Alaska bought it off craigslist for $50 from some dude in Wasilla. It was hardly used at all and would cost $69.99 new, so it is widely considered a pretty good deal.

N.B. For the purposes of this argument, the following shall be taken as axiomatic:
  • Each one of us was born with a certain form of "Fool's Bear," which we forgot when we turned one year of age, but which we can once again remember. What is your Fool's Bear? Mine is the tree stump. For many it is the rock. For others, the bush. For a few of the most unlucky, their Fool's Bear is the Bear itself, which confusion has led to not a few maulings.
  • Bears in southern Alaska come in three exciting flavors: Brown, Black, and Fool's.
  • The Fool's Bear is not a bear, even to a dyed-in-the-wool phenomenologist.
  • If a Black bear charges, you are to stand your ground and fight back, going for the eyes and nose.
  • If a Brown bear charges, you are to stand your ground, but play dead, and only fight back if it does more than just flop you around.
  • The Brown bear is also known as the Grizzly Bear, after the Brooklyn-based indie folk band.


The Muskeg
Do you like sphagnum moss?
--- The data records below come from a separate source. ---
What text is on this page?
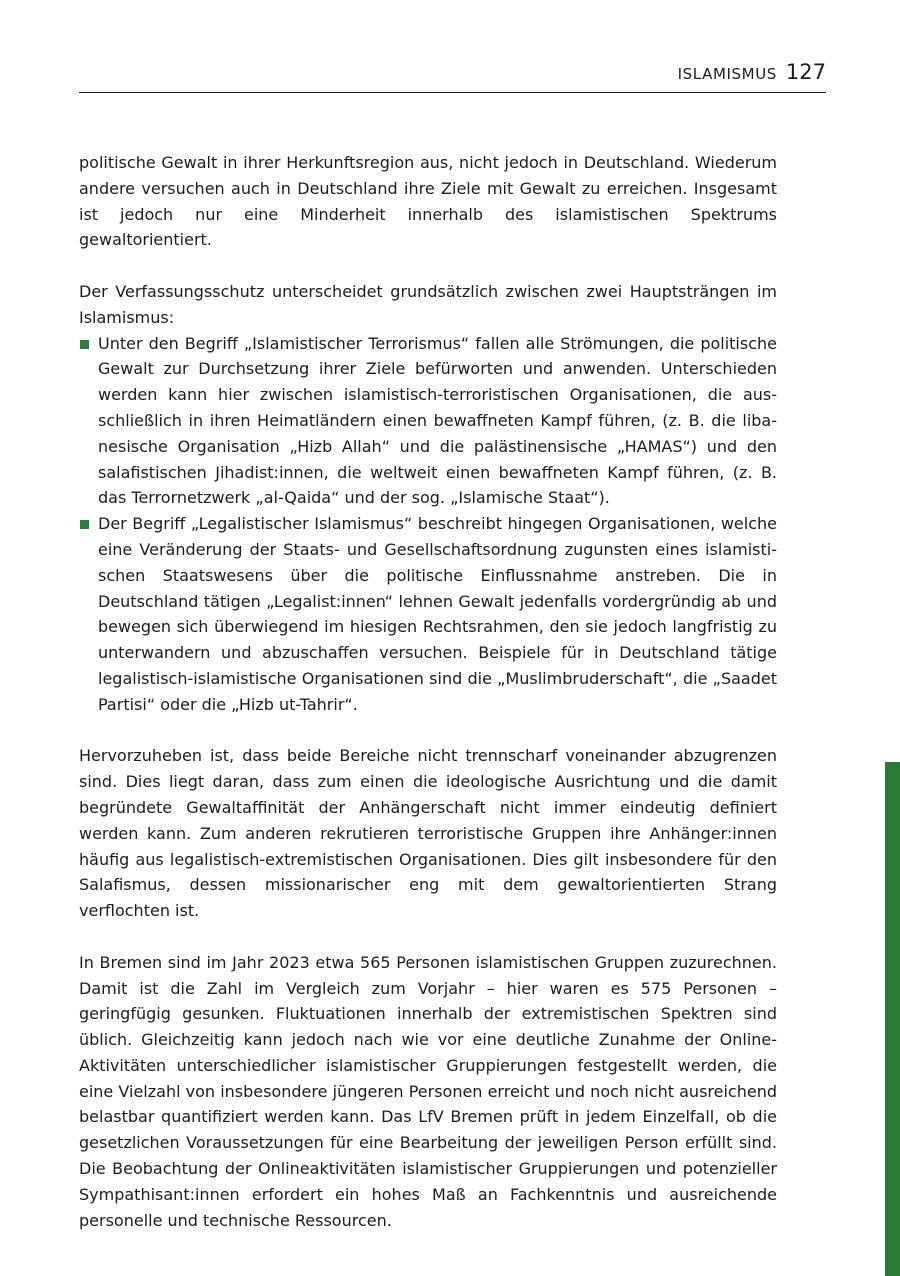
ISLAMISMUS 127

politische Gewalt in ihrer Herkunftsregion aus, nicht jedoch in Deutschland. Wiederum andere versuchen auch in Deutschland ihre Ziele mit Gewalt zu erreichen. Insgesamt ist jedoch nur eine Minderheit innerhalb des islamistischen Spektrums gewaltorientiert.

Der Verfassungsschutz unterscheidet grundsätzlich zwischen zwei Hauptsträngen im Islamismus:

Unter den Begriff „Islamistischer Terrorismus“ fallen alle Strömungen, die politische Gewalt zur Durchsetzung ihrer Ziele befürworten und anwenden. Unterschieden werden kann hier zwischen islamistisch-terroristischen Organisationen, die ausschließlich in ihren Heimatländern einen bewaffneten Kampf führen, (z. B. die libanesische Organisation „Hizb Allah“ und die palästinensische „HAMAS“) und den salafistischen Jihadist:innen, die weltweit einen bewaffneten Kampf führen, (z. B. das Terrornetzwerk „al-Qaida“ und der sog. „Islamische Staat“).
Der Begriff „Legalistischer Islamismus“ beschreibt hingegen Organisationen, welche eine Veränderung der Staats- und Gesellschaftsordnung zugunsten eines islamistischen Staatswesens über die politische Einflussnahme anstreben. Die in Deutschland tätigen „Legalist:innen“ lehnen Gewalt jedenfalls vordergründig ab und bewegen sich überwiegend im hiesigen Rechtsrahmen, den sie jedoch langfristig zu unterwandern und abzuschaffen versuchen. Beispiele für in Deutschland tätige legalistisch-islamistische Organisationen sind die „Muslimbruderschaft“, die „Saadet Partisi“ oder die „Hizb ut-Tahrir“.

Hervorzuheben ist, dass beide Bereiche nicht trennscharf voneinander abzugrenzen sind. Dies liegt daran, dass zum einen die ideologische Ausrichtung und die damit begründete Gewaltaffinität der Anhängerschaft nicht immer eindeutig definiert werden kann. Zum anderen rekrutieren terroristische Gruppen ihre Anhänger:innen häufig aus legalistisch-extremistischen Organisationen. Dies gilt insbesondere für den Salafismus, dessen missionarischer eng mit dem gewaltorientierten Strang verflochten ist.

In Bremen sind im Jahr 2023 etwa 565 Personen islamistischen Gruppen zuzurechnen. Damit ist die Zahl im Vergleich zum Vorjahr – hier waren es 575 Personen – geringfügig gesunken. Fluktuationen innerhalb der extremistischen Spektren sind üblich. Gleichzeitig kann jedoch nach wie vor eine deutliche Zunahme der Online-Aktivitäten unterschiedlicher islamistischer Gruppierungen festgestellt werden, die eine Vielzahl von insbesondere jüngeren Personen erreicht und noch nicht ausreichend belastbar quantifiziert werden kann. Das LfV Bremen prüft in jedem Einzelfall, ob die gesetzlichen Voraussetzungen für eine Bearbeitung der jeweiligen Person erfüllt sind. Die Beobachtung der Onlineaktivitäten islamistischer Gruppierungen und potenzieller Sympathisant:innen erfordert ein hohes Maß an Fachkenntnis und ausreichende personelle und technische Ressourcen.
Then you'll love the Muskeg. I don't know about you, but I like my water tables high. I like decomposing muck. I love tiny little trees. I love beavers, and I love agaric mushrooms. Who am I? I am Muskeg. Hear me decompose.

Into the Wild
I liked this movie. I read a little about it, and it is a real mystery. I went with my family out to the end of the driveable part of the Stampede Trail, same place some dude dropped the main guy off and gave him some boots. It is about a ten-hour hike to the bus where this guy stayed, which I understand is still there, with a journal in there and all kinds of things left/brought by visitors. I gather that a lot of Alaskans think of it as a suicide. After all, what the dude didn't know because he didn't consult a map or anything is that the river that hemmed him in when it rose had a hand-winch crossing about a quarter of a mile from where he left that hat (in the movie), and that there were several well-stocked sort of emergency hunting cabins in the nearby woods. What I like in the movie is this new idea of how to be an explorer by forced ignorance. Since everywhere is pretty well mapped, the only way to get lost is to avoid maps. You could think of worse ways to accidentally die.

Beer and Coffee
Like the Pacific Not-As-North-and-Not-as-West, Alaska loves their nice coffee and nice beer. Even pretty far out from any bigger town, there will be drive-up little coffee huts with espresso and stuff, and every store or gas station seemed stocked with all those crazy-ass hoppy ales from Montana and Oregon. Plus there are like twelve breweries in Alaska, such as:
  • Alaska Brewing and Bottling Co in Juneau (diggin' the stout)
  • Homer Brewing Co in Homer (diggin' the bitter)
  • Silver Gulch in Fairbanks (didn't get there or taste the beer)
  • etc.


Resurrection Bay
There were some Russians out in the greater Pacific back in the day, and their boat broke, so they came down a fjord-lined inlet to the site of present day Seward. Then they fixed their boats, and it was Easter, so they called it Resurrection Bay. We went out there on a boat and it was where I saw sea lions, orcas, mountain goats, puffins, seals, a really far away humpback whale, a shitload of bald eagles, and a sea captain with TWO hooks. Seriously.

Sub-Argument 12c: Concerning the Leading Cause of Death for Mountain Goats and Dall's Sheep
It is commonly held, or at the very least held by the aforementioned two-hooked captain as well as the hippie bus driver at Polychrome Pass, that the leading cause of death for these creatures is falling off the dang mountain.





* * *

ERGO,

Alaska does exist, Q.E.D. So suck it, non-believers.

3 comments:

Charles said...

I wasn't aware Alaska's existence was an issue in the minds of Americans today.

Nate Hays lives in Alaska with his wife and two daughters and absolutely loves it. They have mooses in their backyard all the time.

SALMONWICH said...

You have renewed my only-barely-now-latent need and desire for Glacier IPA

Blortrand said...

I believe the muskeg is also referred to variously as "boskot," "tuskox," "zartan," "xanex," "bortrok," &, by dad, "fucking ugly."